By the looks and sounds of the ad, this is not just a single-purpose circuit fun car. Of course, these pics might have been taken before the vendor took to the tracks. Maybe it’s all been stripped out now. Shed hopes it hasn’t. He loves the idea of a track car with a road atlas in the front seat pocket – handy for the tedious barren wastes of Silverstone – and with all the back seats still in place.
This one isn’t in the ChromaFlair two-tone reflective green paint that the 1998 GTSE Mystic special edition came in, which is a mixed blessing: although it looks great, that flip stuff is murder to match up if you’re aiming for concours spec. Not that you would be doing that with a 1998 Primera, so perhaps that’s a moot point. Instead, our one is in Resale Silver, which given its age and value sounds like another moot point.
Because it’s not one of those 400 Mystics, no leather will meet your touchpoints. As long as you don’t mind 20thcentury velour however you’ll find good support in the seats and a surprisingly good driving position. The turning circle is a bit large, but then so is the carrying capacity of this five-door, five-seat hatchback.
Gearbox oil needs to be checked every now and then. If the level isn’t right, getting into top or reverse will gradually become more difficult. Top links and bushes wear out, but replacements won’t break the bank. ABS problems are fairly common too, and will be down to either a sensor or a broken ring. If it is the ring, you’d be well advised to chuck a new driveshaft in there at the same time as you’re mending it because they’re considered to be consumable items and again they’re not madly expensive. A bust sensor will activate the dash light too and that’s an MOT fail.
Rust in this area can add complication to the fix. It’s a Japanese car of a certain age, so rust is to be expected. If you’re buying this particular car, which we are told is totally solid bar one rear wheel arch, check both inner sills. The tailgate is a known Primera weak spot, and it’s starting to go on our Shed. At least it gives any trackdayer you’ve just overtaken something to tut at after they’ve seen those small brown stains on your passage.
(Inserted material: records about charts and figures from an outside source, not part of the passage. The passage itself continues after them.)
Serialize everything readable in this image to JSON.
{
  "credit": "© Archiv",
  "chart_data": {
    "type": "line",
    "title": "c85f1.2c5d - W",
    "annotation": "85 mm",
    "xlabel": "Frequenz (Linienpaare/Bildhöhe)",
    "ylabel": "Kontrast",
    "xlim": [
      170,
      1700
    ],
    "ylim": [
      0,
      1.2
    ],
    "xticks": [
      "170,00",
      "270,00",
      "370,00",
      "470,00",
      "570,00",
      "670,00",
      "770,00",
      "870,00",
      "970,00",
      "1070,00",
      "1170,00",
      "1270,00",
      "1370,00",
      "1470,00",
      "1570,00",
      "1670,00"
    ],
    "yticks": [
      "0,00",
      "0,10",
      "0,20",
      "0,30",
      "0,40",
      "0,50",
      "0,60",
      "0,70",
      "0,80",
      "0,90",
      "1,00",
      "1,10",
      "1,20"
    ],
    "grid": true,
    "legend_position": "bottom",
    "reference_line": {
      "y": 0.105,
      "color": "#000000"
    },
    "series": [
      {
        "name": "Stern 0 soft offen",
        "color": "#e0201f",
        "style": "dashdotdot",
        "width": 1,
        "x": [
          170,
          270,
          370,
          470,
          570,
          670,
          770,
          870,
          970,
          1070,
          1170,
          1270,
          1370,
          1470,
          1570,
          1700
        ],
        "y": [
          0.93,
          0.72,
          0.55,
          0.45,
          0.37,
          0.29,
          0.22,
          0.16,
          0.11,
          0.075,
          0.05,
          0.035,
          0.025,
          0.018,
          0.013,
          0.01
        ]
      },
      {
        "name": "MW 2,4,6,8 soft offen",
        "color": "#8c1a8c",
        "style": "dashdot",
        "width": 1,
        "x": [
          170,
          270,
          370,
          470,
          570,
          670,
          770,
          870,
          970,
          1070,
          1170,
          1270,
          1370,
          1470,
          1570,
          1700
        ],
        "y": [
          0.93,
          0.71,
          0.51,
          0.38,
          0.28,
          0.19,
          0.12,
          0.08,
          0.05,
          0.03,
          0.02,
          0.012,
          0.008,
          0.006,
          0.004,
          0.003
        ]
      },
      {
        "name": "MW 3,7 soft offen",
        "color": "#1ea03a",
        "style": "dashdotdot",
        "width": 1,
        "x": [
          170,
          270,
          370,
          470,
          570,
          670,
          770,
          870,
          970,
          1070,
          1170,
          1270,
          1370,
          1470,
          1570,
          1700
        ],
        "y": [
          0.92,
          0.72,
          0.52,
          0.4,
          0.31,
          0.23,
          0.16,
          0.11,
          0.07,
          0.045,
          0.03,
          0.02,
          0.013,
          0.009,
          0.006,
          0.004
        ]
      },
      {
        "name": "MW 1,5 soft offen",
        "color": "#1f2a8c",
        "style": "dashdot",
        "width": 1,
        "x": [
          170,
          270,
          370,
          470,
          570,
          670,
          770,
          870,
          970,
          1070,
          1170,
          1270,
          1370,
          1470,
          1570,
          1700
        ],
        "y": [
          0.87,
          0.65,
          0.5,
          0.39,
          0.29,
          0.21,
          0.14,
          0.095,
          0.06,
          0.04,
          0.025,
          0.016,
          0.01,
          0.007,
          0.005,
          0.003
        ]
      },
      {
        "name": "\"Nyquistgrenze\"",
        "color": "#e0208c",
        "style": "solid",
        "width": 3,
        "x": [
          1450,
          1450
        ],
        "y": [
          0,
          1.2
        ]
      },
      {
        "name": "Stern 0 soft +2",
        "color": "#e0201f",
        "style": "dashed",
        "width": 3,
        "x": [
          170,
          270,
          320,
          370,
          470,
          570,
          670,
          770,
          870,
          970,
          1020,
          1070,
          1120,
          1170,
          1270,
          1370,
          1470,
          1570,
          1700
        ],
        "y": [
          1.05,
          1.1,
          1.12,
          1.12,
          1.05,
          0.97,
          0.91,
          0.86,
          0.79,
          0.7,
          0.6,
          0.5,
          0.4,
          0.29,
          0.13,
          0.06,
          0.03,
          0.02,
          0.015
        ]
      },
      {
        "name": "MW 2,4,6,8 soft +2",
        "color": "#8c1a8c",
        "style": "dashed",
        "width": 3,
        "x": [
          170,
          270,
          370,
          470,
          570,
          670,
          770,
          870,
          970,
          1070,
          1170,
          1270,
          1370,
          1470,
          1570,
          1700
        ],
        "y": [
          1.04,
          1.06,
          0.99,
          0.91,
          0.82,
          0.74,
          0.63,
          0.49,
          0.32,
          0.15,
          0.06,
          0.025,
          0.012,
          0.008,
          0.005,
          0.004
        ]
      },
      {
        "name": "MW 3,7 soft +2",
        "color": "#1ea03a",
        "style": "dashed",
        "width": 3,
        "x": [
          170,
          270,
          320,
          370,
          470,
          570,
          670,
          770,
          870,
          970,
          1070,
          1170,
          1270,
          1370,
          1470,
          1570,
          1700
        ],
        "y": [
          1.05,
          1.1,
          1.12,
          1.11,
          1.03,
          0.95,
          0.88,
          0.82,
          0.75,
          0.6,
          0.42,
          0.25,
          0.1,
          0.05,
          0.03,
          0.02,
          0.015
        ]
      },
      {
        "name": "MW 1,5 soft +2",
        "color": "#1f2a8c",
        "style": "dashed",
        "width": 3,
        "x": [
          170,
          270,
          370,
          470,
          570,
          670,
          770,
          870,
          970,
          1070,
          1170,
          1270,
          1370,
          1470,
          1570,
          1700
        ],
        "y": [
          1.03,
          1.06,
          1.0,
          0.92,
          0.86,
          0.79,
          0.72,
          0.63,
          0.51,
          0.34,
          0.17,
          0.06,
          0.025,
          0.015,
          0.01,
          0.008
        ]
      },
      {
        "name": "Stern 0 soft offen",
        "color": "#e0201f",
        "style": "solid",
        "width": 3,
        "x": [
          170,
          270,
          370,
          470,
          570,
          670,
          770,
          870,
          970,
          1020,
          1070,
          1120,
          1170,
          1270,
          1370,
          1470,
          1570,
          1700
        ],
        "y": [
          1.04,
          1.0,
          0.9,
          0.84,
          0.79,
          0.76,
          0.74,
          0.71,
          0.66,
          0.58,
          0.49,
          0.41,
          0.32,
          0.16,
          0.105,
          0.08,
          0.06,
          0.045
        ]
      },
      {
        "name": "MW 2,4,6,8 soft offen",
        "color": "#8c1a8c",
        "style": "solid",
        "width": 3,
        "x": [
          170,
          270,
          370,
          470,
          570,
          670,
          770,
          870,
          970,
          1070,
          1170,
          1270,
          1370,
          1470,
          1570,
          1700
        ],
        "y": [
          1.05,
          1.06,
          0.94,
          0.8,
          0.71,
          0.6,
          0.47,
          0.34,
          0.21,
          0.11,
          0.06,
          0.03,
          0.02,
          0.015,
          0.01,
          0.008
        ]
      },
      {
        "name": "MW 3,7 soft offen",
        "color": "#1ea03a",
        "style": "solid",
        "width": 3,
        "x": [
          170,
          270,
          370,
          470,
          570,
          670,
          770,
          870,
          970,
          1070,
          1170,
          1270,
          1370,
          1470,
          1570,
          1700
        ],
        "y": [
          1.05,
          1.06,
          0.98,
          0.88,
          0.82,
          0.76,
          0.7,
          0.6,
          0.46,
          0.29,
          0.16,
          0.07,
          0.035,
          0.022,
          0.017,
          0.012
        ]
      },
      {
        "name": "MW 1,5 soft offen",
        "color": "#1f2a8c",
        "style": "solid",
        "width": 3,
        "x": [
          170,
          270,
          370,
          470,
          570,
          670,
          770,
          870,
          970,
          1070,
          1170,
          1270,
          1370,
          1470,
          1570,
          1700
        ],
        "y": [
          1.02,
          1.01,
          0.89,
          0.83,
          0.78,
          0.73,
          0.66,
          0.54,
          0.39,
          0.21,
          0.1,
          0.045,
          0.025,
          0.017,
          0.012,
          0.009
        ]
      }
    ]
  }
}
The MOT on this car runs out in November. The only advisory last year was for a non-excessive oil leak, which is hardly something to wet your pants over. Shed likes a non-excessive leak actually, because it means the engine’s getting fresh oil on a regular basis. If you decide to use the car more for fast(ish) public road use than for trackdays, your everyday annoyances could include dodgy headlights, moisture coming through the sunroof, and lost LCDs on the factory ICE head unit.
All the money spent so far has been on the chassis, so the platform is there for the next owner to splurge some cash on the tough and respected SR20 engine. It’s harder to get big increases on these normally aspirated motors than it is on the turbos, but old school tricks to improve the breathing (cams, flowed head, exhaust manifold, throttle bodies) would be a good start. But as Cupid Stunt used to say, we’re giving away the plot.